By Laura Howe, regional banking director, Wells Fargo
For nearly all small business owners, business ownership is a labor of love. Yet running a business with your loved one can bring on additional challenges that may take all the romance out of a relationship.
The challenges that face a typical business owner – working 24/7, operating on tight budgets, and wearing many hats – are often intensified when a spouse or significant other is a business partner. Yet many couples have achieved success both personally and professionally working together, which can offer lessons to all small business owners.
For National Small Business Week (April 30 to May 6), here are four tips that every pair who run a business together can put in place to help ensure their entrepreneurial partnership is as successful as their romantic one:
Define roles and responsibilities
It’s important to define roles and responsibilities in every business partnership, particularly for couples who operate a business together. The old saying “opposites attract” can often mean that each person brings a unique set of skills and strengths to a relationship, something that should be harnessed in a business partnership.
As you’re developing your business plan, take time to identify your respective strengths and passions, and divvy up the business operations from there.
For example, if you’re highly organized and love crunching numbers, and your partner is more energized working with people, it probably makes sense for you to run the books while they manage customer relations and new business efforts.
Make sure to clearly outline and document the agreed-upon company structure, responsibilities for each role and each individual’s ownership stake. Commit to regularly revisiting your business plan to ensure the structure is still working and company goals and objectives are being met; adjust roles as needed.
Create a financial plan and long-term strategy
Money and cash flow issues can certainly create havoc in a relationship and for business owners. When you’re running a business together, it’s important to be on the same page when it comes to financing the business and expectations for revenues.
Make financial decisions early on and strategically, such as how much of your personal finances (if any) you might use to start or run the business, if you’ll tap into savings accounts, cut on living expenses, or maybe have one partner keep a part-time job. Whatever the options are, be prepared to have a solid financial strategy as part of your business plan.
Also, one area of business operations that is frequently overlooked is the exit strategy. Winding down is a crucial stage of the business life cycle and something that should be addressed early on. This is especially true when owning a business with your loved one, as emotions can sometimes get in the way of tough business decisions.
While it’s uncomfortable to think about things going south, an exit strategy will lay out a clear process to follow if an unfortunate situation occurs. This strategy should outline what will happen if one partner decides to leave the business to pursue other opportunities, or there is a need to close the business for other reasons. Whether the business is sold to an external buyer or liquidated, a business banker or tax adviser can help establish a plan that works for you.
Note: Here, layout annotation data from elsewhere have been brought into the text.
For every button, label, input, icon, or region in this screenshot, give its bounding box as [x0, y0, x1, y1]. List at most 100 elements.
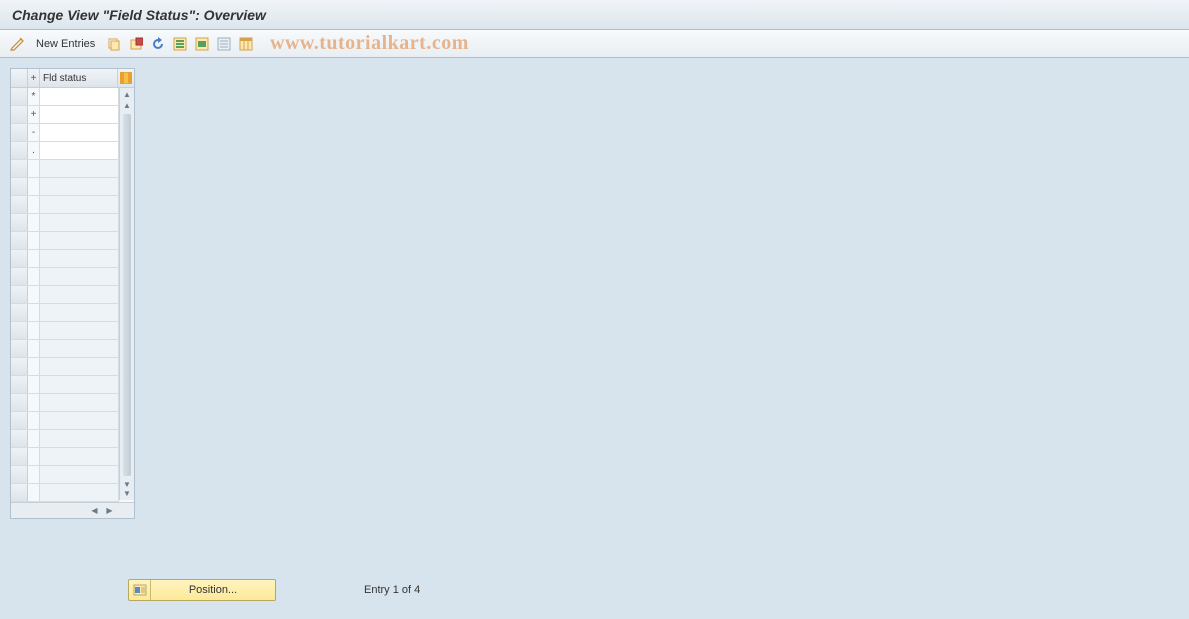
table-row [11, 394, 119, 412]
table-row [11, 214, 119, 232]
table-row: . [11, 142, 119, 160]
fld-status-input[interactable] [42, 142, 118, 159]
row-marker [28, 394, 40, 411]
row-selector[interactable] [11, 394, 28, 411]
row-marker [28, 214, 40, 231]
fld-status-cell [40, 376, 119, 393]
select-block-icon[interactable] [193, 35, 211, 53]
row-marker [28, 448, 40, 465]
row-selector[interactable] [11, 160, 28, 177]
table-row [11, 340, 119, 358]
row-selector[interactable] [11, 106, 28, 123]
toolbar: New Entries www.tutorialkart.com [0, 30, 1189, 58]
row-marker [28, 340, 40, 357]
header-config-icon[interactable] [118, 69, 134, 87]
fld-status-cell [40, 214, 119, 231]
table-container: + Fld status *+-. ▲ ▲ ▼ ▼ ◀ ▶ [10, 68, 135, 519]
table-row [11, 448, 119, 466]
row-selector[interactable] [11, 466, 28, 483]
fld-status-cell [40, 484, 119, 501]
fld-status-cell [40, 196, 119, 213]
horizontal-scrollbar[interactable]: ◀ ▶ [11, 502, 134, 518]
row-selector[interactable] [11, 124, 28, 141]
table-config-icon[interactable] [237, 35, 255, 53]
fld-status-cell [40, 178, 119, 195]
row-marker [28, 250, 40, 267]
table-row [11, 232, 119, 250]
fld-status-cell [40, 394, 119, 411]
row-selector[interactable] [11, 340, 28, 357]
table-row [11, 196, 119, 214]
table-grid: + Fld status *+-. [11, 69, 134, 502]
deselect-all-icon[interactable] [215, 35, 233, 53]
row-selector[interactable] [11, 430, 28, 447]
row-selector[interactable] [11, 322, 28, 339]
scroll-thumb[interactable] [123, 114, 131, 476]
fld-status-input[interactable] [42, 88, 118, 105]
fld-status-cell[interactable] [40, 124, 119, 141]
select-all-icon[interactable] [171, 35, 189, 53]
fld-status-cell [40, 304, 119, 321]
row-selector[interactable] [11, 88, 28, 105]
copy-icon[interactable] [105, 35, 123, 53]
fld-status-cell [40, 322, 119, 339]
scroll-right-icon[interactable]: ▶ [103, 504, 116, 517]
vertical-scrollbar[interactable]: ▲ ▲ ▼ ▼ [119, 88, 134, 500]
fld-status-input[interactable] [42, 124, 118, 141]
row-selector[interactable] [11, 412, 28, 429]
fld-status-cell [40, 340, 119, 357]
table-row [11, 178, 119, 196]
table-row [11, 484, 119, 502]
fld-status-cell [40, 466, 119, 483]
fld-status-cell[interactable] [40, 88, 119, 105]
table-row [11, 430, 119, 448]
row-marker: + [28, 106, 40, 123]
footer-row: Position... Entry 1 of 4 [0, 579, 1189, 601]
row-selector[interactable] [11, 142, 28, 159]
table-row [11, 358, 119, 376]
delete-icon[interactable] [127, 35, 145, 53]
row-selector[interactable] [11, 268, 28, 285]
table-row [11, 304, 119, 322]
fld-status-cell [40, 286, 119, 303]
undo-icon[interactable] [149, 35, 167, 53]
scroll-left-icon[interactable]: ◀ [88, 504, 101, 517]
fld-status-cell [40, 160, 119, 177]
row-marker: . [28, 142, 40, 159]
fld-status-cell[interactable] [40, 106, 119, 123]
header-fld-status[interactable]: Fld status [40, 69, 118, 87]
content-area: + Fld status *+-. ▲ ▲ ▼ ▼ ◀ ▶ [0, 58, 1189, 529]
fld-status-cell [40, 448, 119, 465]
row-selector[interactable] [11, 286, 28, 303]
row-marker [28, 484, 40, 501]
row-selector[interactable] [11, 376, 28, 393]
row-selector[interactable] [11, 196, 28, 213]
row-marker [28, 268, 40, 285]
header-plus[interactable]: + [28, 69, 40, 87]
new-entries-button[interactable]: New Entries [30, 36, 101, 52]
row-selector[interactable] [11, 250, 28, 267]
table-row: * [11, 88, 119, 106]
row-selector[interactable] [11, 232, 28, 249]
row-selector[interactable] [11, 178, 28, 195]
header-selector[interactable] [11, 69, 28, 87]
row-marker [28, 232, 40, 249]
scroll-down-icon[interactable]: ▼ [121, 487, 134, 500]
table-header-row: + Fld status [11, 69, 134, 88]
scroll-up-icon-2[interactable]: ▲ [121, 99, 134, 112]
row-marker [28, 322, 40, 339]
position-button[interactable]: Position... [128, 579, 276, 601]
row-selector[interactable] [11, 448, 28, 465]
row-selector[interactable] [11, 484, 28, 501]
fld-status-cell [40, 268, 119, 285]
fld-status-cell[interactable] [40, 142, 119, 159]
title-bar: Change View "Field Status": Overview [0, 0, 1189, 30]
table-row [11, 268, 119, 286]
display-change-icon[interactable] [8, 35, 26, 53]
table-row [11, 466, 119, 484]
row-marker [28, 430, 40, 447]
row-selector[interactable] [11, 358, 28, 375]
row-selector[interactable] [11, 214, 28, 231]
row-selector[interactable] [11, 304, 28, 321]
fld-status-input[interactable] [42, 106, 118, 123]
Focus on trust and communication
Once you have agreed to the assigned roles, have a documented business plan and financial strategy, you’ll also need to ensure there is trust, support for one another, and open lines of communication.
It goes without saying that running a successful business with your spouse could entail difficult conversations. For example, you might not want to break it to your partner if their performance isn’t up to par, or if they keep making decisions that are hurting the business ― but communication is key.
This will help you handle problems in the long run, and could also help strengthen your relationship at home, too.
Separate work from personal life
One final tip for couples in business together is to take time for each other outside of the business. Most small business owners will tell you that the line between work and home is often blurred, and this applies even more to couples who work together.
To ensure a healthy work-life balance, set clear business hours and respect them, and carve out time away from work to do things that you love.
Going into business with a loved one is hard work. However, many couples who have found success will tell you that the benefits of being in business together are worth it. By laying the proper foundation in the beginning, having strong trust and communication, and setting clear boundaries, owning a business with your loved one can be an incredibly rewarding experience.